What does it mean to teach your son to wear a tie? What aesthetic values do you teach to your son when he sees you in a sport coat every day? What ideals does he internalize when he sees his father take care to present himself with dignity? What image of adult man does a son learn from his father? What does culture mean? How does style relate to culture? Teaching your son how to polish his shoes, teaching him how to iron his shit, teaching him why we dress ourselves the way we do. Why do we? None of these questions and answers are shallow or trite, these are deep. These are questions related to culture and style, transmission of values across generation in the visual and non-visual realm. It is the act in the present for the sake of the future. This is the job of a father.
I think a great revealing reward of having children is the revelation of what one actually believes. It is being pushed up against the wall and having to make a choice, it is having to really act out what you believe and if there is a discrepancy, having to rectify that to the best of one's ability (no one is perfect). I think when it comes to style, it was a great anti-materialist feeling that came from this. This clarification helped toss aside all the pointless materialism and surface obsession and helped reveal the truth underneath. This clarification helped toss aside the things you claimed to believe but you really just imagined because you were being nice (in your thought).

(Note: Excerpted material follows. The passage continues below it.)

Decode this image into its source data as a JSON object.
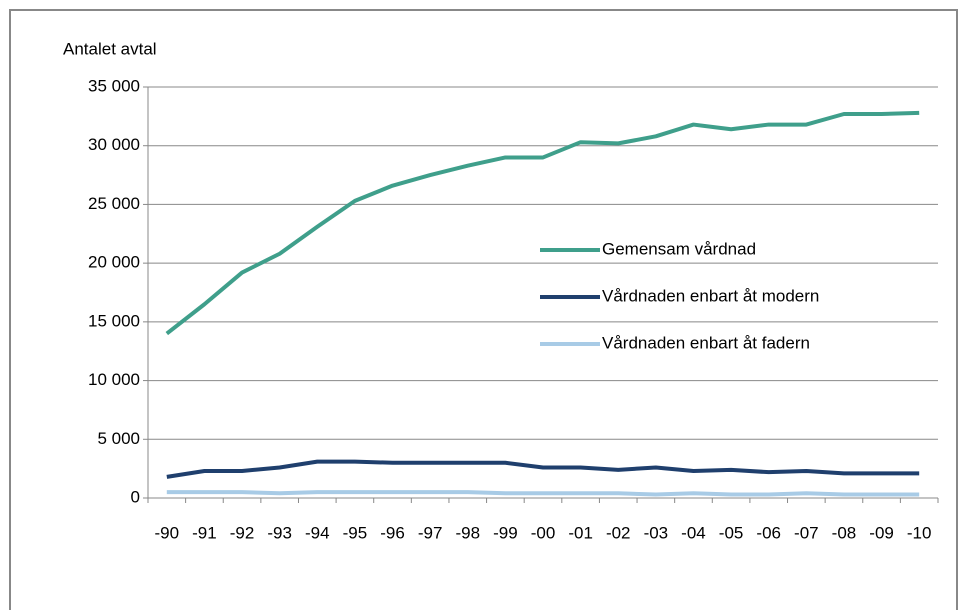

I am talking about style of course, but also I am not. This is all true about life. Having children robs you of one youthful naivety and then gives you back another kind of deep naivety. That which you are robbed of is a naivety that is young and simple, the naivety which you receive in return is a gift of wonder and beautiful smallness and greatness. The smallness is not a smallness in the sense of atheistic-depressiveness, but smallness in a sense of understanding that you will never understand the mysteries of this life that God blesses us with. It is a smallness of knowing that you don't know everything, you cannot know everything and that is how it is supposed to be. And there is incredible beauty in that. The greatness comes with knowing your responsibility and the stakes. And that these stakes are higher than you understood before, and that while you now understand how little you know in one way, you also understand what you really believe and how much you know in yet another way. There is an incredible revelation of smallness and greatness that comes with becoming a father, knowing your responsibility is one that was shared by the multitude of ancestors that all came before you. Time stretches out, your wonder is expanded, your role is made greater and action more important.